Some of the 70 text fragments begin with the indication of the author: Thomas Aquinas and Meister Eckhart are the two authorities mentioned by name as authors in this manuscript ("Meister Thomas sagt" or "Meister Eckhart sagt"), the others are anonymous ("Ein Meister sagt," "Einige Meister sagen," "Es gibt eine Frage"). Some of the texts assigned to Meister Eckhart were edited by the first editor of Meister Eckhart's German works, Franz Pfeiffer, as "sayings" in his Eckhart edition of 1857. Some of these sayings were then identified by Heinrich Denifle (about 30 years later) and Josef Koch (about 100 years later) as edited translations of Eckhart's Latin works translated into German, but the manuscript itself has been considered lost since 1909 and Eckhart's authorship of these pieces has been widely disputed. The other texts, which were known at least from the Berlin partial parallel manuscript, had not been addressed by researchers since then. However, a few years ago Balázs J. Nemes and Markus Vinzent discovered this manuscript in the library of the Wartburg Foundation. The project will produce a critical edition of this manuscript and make these texts available to researchers.

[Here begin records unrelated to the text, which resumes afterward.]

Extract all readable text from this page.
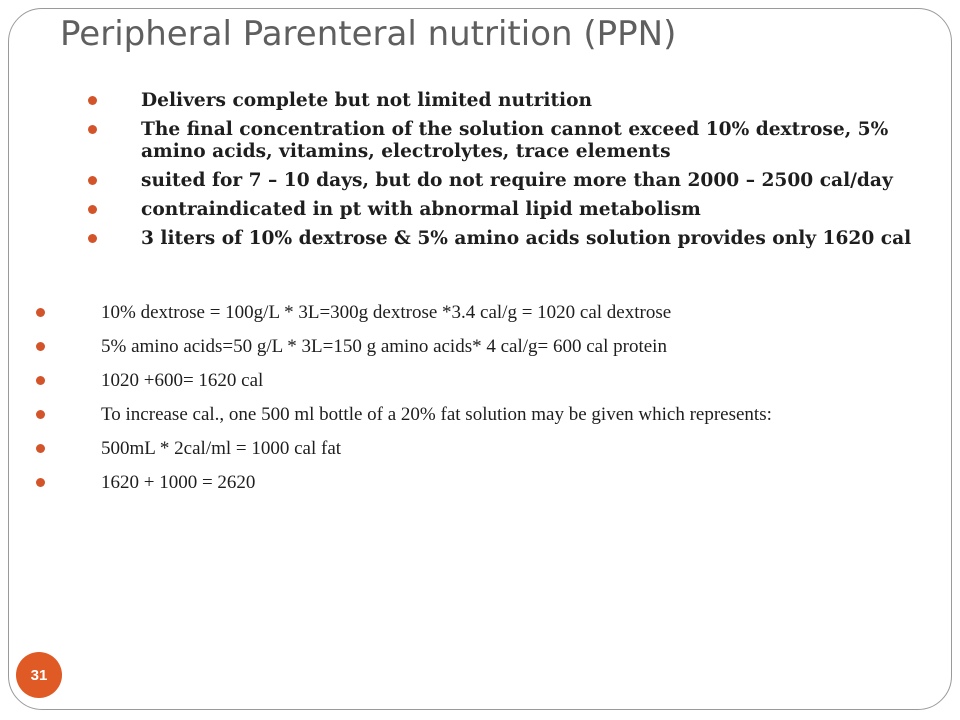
Peripheral Parenteral nutrition (PPN)
Delivers complete but not limited nutrition
The final concentration of the solution cannot exceed 10% dextrose, 5% amino acids, vitamins, electrolytes, trace elements
suited for 7 – 10 days, but do not require more than 2000 – 2500 cal/day
contraindicated in pt with abnormal lipid metabolism
3 liters of 10% dextrose & 5% amino acids solution provides only 1620 cal
10% dextrose = 100g/L * 3L=300g dextrose *3.4 cal/g = 1020 cal dextrose
5% amino acids=50 g/L * 3L=150 g amino acids* 4 cal/g= 600 cal protein
1020 +600= 1620 cal
To increase cal., one 500 ml bottle of a 20% fat solution may be given which represents:
500mL * 2cal/ml = 1000 cal fat
1620 + 1000 = 2620
31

The previous sample analysis of the manuscript has shown that these texts cannot be understood directly on their own, but must be introduced into the context of the philosophical-theological debate of the time, and that only out of this context do their precise contents emerge. Such a contextualizing analysis also makes it possible to correct the information on authorship and to contribute to the study of the state of debate in the 14th century.

The language of the Wartburg manuscript, Middle High German, shows that the highly speculative theological themes were recorded in a vernacular, that is, in a non-university environment. Therefore, the close analysis of these texts will allow us to take a completely new look at lay education in the 14th century. Among other things, it concerns the education of women at that time, which, as the Wartburg manuscript suggests, cannot be reduced to "women's mysticism".